Pugh emphasises that texture is central to Chet Lo's creative appeal. "A significant portion of his brand identity revolves around textures. It's about crafting shapes, creating unusual silhouettes, and using forms that extend from the garments to express his vision," she notes. "Chet's work is inherently tactile, making it the perfect collaboration for visually impaired individuals."
One garment that particularly stood out to Pugh was a pair of trousers. "It might sound incredibly simple, but when he explained the delicacies and intricacies, they were silk trousers with a felt embed at the top," she describes. "That juxtaposition between the coarser felt and the smooth silk, experienced tactilely, is so crucial because it narrates a complete story within a single piece of clothing."
Broadening the Scope of Fashion Inclusion
While discussions around inclusive model casting have gained considerable momentum in recent years, accessibility for audience members has frequently lagged behind. Initiatives like Hair & Care demonstrate that meaningful inclusion must extend beyond who is seen on the runway to encompass who can fully experience the show.
"Individuals with disabilities often feel excluded from various aspects of life, but fashion can be especially difficult to feel included in when you are visually impaired, given its heavy emphasis on visual appearance," Pugh observes. "That is essentially what fashion is all about."
The Commercial Imperative for Accessibility
For Anna Cofone, the argument for accessibility is not solely social but also commercial for fashion brands. "We are observing the positive impact it has on people, but also on designers themselves," she remarks. "The 'purple pound'—the spending power of disabled people—is substantial and undeniable. Beyond making people feel included through accessible websites, runway shows, and packaging, it also helps to build stronger revenue streams."

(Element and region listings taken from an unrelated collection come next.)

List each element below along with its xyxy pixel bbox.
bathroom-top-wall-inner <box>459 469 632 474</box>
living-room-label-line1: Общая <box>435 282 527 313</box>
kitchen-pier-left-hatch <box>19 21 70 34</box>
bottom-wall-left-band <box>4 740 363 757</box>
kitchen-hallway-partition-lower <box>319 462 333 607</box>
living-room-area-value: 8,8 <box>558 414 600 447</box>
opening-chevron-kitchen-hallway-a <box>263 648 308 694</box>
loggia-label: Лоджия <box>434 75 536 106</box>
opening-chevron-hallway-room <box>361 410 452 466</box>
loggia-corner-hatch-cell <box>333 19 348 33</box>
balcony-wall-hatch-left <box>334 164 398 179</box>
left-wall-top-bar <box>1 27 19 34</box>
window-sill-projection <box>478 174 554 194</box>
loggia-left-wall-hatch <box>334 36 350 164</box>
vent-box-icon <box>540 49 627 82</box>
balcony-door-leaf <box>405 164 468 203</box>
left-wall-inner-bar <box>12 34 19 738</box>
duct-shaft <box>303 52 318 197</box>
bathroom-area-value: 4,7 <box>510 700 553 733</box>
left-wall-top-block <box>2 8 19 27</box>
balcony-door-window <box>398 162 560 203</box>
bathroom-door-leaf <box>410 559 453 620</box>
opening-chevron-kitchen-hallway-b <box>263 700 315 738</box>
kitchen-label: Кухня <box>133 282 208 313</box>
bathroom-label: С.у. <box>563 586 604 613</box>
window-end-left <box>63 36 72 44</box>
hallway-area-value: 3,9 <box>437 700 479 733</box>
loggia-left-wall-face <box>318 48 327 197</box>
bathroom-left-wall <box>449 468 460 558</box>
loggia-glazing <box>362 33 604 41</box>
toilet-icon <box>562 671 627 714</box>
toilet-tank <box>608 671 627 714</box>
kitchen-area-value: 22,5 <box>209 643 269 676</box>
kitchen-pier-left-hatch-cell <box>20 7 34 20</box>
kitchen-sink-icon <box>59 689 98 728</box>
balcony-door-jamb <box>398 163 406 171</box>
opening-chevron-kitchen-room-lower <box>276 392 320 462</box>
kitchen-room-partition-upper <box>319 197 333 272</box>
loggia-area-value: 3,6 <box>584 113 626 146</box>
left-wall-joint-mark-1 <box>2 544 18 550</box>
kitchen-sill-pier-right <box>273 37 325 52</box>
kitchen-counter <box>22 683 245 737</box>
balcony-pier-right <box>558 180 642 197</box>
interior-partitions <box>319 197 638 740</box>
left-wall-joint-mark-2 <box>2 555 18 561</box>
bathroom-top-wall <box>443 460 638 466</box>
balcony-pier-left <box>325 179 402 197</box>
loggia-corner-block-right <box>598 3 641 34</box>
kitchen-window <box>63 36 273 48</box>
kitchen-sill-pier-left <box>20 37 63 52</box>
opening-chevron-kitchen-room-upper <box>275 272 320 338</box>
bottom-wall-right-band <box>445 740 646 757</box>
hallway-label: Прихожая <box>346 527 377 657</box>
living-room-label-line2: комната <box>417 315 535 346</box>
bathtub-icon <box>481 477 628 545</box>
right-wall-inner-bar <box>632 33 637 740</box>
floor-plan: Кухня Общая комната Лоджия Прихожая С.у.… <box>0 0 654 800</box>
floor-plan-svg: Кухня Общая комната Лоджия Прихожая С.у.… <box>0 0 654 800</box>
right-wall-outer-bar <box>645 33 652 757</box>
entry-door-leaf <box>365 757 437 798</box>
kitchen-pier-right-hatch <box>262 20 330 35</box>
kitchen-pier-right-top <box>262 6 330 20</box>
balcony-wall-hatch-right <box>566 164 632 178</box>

With approximately 25% of the UK population reported to have a disability in 2023/24, accessibility is becoming increasingly difficult for brands to overlook. As the lights dimmed and the first look stepped onto the runway, guests who had already felt the fabrics and heard the stories behind the collection experienced the show in a fundamentally different manner—not as peripheral observers, but as engaged participants.
For many, this shift represents everything. "The touch tour means that I do get excited about fashion," Pugh concludes. "I get to feel like I am genuinely part of it."